Security is always a tradeoff with convenience. When you consider the effort required to actually perform a man in the middle attack or some other kind of attack when you install something from github versus how hard is it to just break into your house and steal the laptop you might just decide that running some code directly from github might not be such a bad idea :)
But more importantly, the intended usage is over a secured network. vpn, ssh or ssl tunnel or even http://localhost (serving from protected directory with some ACL). I can think of many many situations where this is just 'right'.
The standard capistrano/vlad way of delivering the sources is rsync or git over ssh (or even SVN over HTTP!)
How is this more secure then fetching a source over http though the same ssh tunnel (forwarded localhost, i.e. SSH -L...)?
How exactly you are precluding yourself from doing anything by using http_require?
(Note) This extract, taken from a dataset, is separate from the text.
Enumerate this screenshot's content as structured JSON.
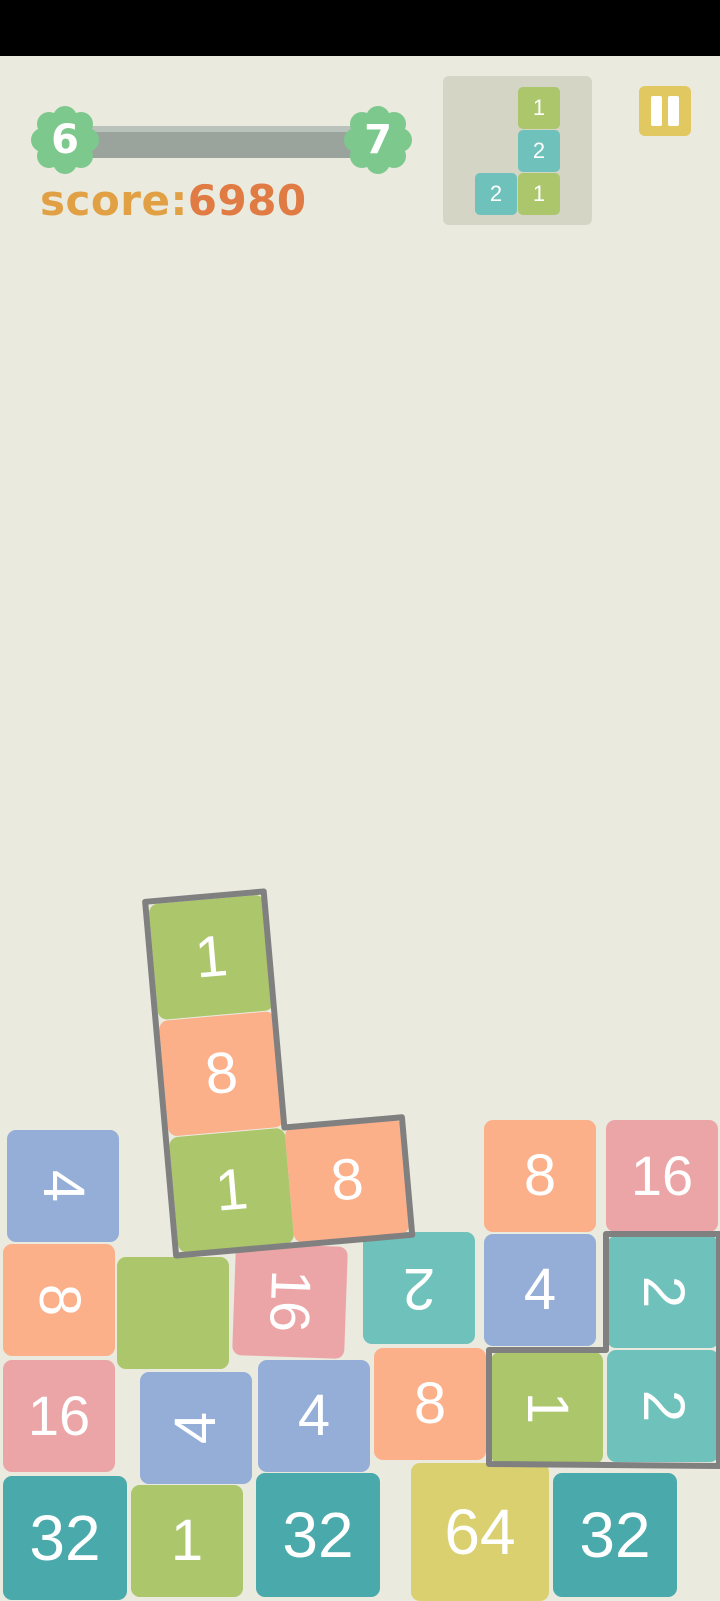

http_require is equivalent from the security standpoint to doing 'wget ...;..;make install' and myriad other less then secure things we do almost everyday (including on production server. how did you install sphynx last time around? did you check any signatures). http_require can be used in similar ways with same security effect. saying that http_require is somehow inherently less secure then those everyday tools is somewhat hypocritical :)
This does prompt an interesting question, with repositories like github where there is a built in trust model, maybe this will actually be the norm at some point?
See this is the thing: Ruby was just getting too fast so he needed some way to slow his code down so that he could go back to focusing on "scaling" again.